To demonstrate the power of SORA’s distributed cloud computation, we benchmarked two algorithms: Omega and SORA. Omega is an string overlap-graph based metagenome assembler tool implemented in C++ [24]. We could choose another baseline application such as Spaler [20], which is a Spark-based de novo genome assembler using DBG approach, but Spaler is not publicly available for benchmarking. In Fig. 4, it shows that SORA’s computation time is only 1.77 h running time compared to Omega with 7.5 h running time. In addition to efficient speedy performance, SORA uses less amount of system memory compared to Omega since it breaks down the graph computation tasks to process them in parallel, thereby allowing more of the graph to be in memory and speeding up the analysis.

Fig. 4
figure 4

Benchmark to Omega. Shows how the analysis of the metagenomics dataset compares with Omega

Horseweed Dataset Analysis

To show the flexibility and usability of SORA, we applied SORA to a single genome dataset to generate a reduced graph. Total size of 72 FASTQ paired-end files is 108 GB. We used a local computational workstation that has 32 cores (Intel Xeon Processor E5-2640 V3 2.6GHz) and 128 GB of memory (DDR4 2133MHz ECC).

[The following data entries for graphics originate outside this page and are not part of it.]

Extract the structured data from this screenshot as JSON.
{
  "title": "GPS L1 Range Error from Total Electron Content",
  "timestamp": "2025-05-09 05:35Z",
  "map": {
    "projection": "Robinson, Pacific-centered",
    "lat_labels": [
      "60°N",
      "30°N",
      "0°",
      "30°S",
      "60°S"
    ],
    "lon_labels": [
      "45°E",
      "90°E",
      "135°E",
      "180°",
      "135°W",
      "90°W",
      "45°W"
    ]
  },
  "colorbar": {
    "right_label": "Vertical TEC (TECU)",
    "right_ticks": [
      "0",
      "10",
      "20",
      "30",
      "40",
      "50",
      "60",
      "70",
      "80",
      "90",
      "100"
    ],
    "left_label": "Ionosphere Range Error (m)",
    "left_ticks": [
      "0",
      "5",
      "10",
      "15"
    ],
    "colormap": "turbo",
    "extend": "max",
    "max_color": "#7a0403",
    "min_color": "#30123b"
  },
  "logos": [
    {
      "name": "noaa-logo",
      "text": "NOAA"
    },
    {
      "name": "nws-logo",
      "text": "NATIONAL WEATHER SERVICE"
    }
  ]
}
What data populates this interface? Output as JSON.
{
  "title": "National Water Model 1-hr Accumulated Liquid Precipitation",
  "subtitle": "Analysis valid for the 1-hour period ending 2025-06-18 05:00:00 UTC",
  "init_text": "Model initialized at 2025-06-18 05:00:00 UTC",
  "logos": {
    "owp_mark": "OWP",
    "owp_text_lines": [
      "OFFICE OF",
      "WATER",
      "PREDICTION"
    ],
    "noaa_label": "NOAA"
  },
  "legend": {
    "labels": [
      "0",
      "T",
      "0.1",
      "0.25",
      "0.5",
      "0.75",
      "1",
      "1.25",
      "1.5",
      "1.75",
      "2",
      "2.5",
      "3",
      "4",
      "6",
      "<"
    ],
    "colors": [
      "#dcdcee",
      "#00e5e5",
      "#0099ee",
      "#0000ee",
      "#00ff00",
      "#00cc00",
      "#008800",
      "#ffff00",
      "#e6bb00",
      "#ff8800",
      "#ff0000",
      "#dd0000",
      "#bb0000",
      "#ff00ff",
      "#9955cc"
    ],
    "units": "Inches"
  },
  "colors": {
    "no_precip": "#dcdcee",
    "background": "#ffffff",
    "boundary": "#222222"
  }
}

Overlap Graph Construction

To demonstrate the power of SORA for genome assembly with multiple raw reads dataset from a single genome, we implemented and incorporated multiple shell scripts into SORA to perform error correction on the genome dataset, find overlaps of the corrected reads, and generate a large overlap graph as a batch process, and thereafter executes SORA. The dataset that we tested was processed with normalization and graph construction containing 8.3 million edges. Figure 5 represents that the pipeline script including SORA completed the assembly in 9.75 h where SORA core modules (TER, DER, and CEC) only took less than 10 min.

Fig. 5
figure 5

Shows the overall timing of each step from raw reads to reduced graph using SORA

Transitive Edge Reduction

Table 2 shows the assessment results using the TER algorithm with the single genome dataset that contains 8.3 million edges. After the TER algorithm, SORA produced the reduced graph that contains 5.4 million edges, which was lower reduction rate than the experiment using the metagenomic dataset since the single genome dataset is constructed less redundancies and receives fewer transitive edges potentially to be removed. Figure 5 shows that the TER algorithm completed with the best speedy performance (1.02 min execution time) with efficient memory consumption that is not requiring above 22% of overall memory usage from 128 GB total system memory.

Table 2 The SORA results with the horseweed dataset

Dead-End Removal and Composite Edge Contraction

Table 2 also shows the outcomes of overlap-graph reduction from the DER-CEC algorithms with the dataset where the graph contains 5.4 million edges generated from the TER algorithm. As we executed the algorithms DER and CEC subsequently, the DER algorithm produced the reduced graph with 4.2 million edges, whose output was fed into the CEC algorithms that completed the final graph leading to the reduced 1 million-edge graph. During this overlap-graph reduction, the DER-CEC algorithm completed the computation in 8.23 min with the maximum 37% consumption of the 128 GB total memory.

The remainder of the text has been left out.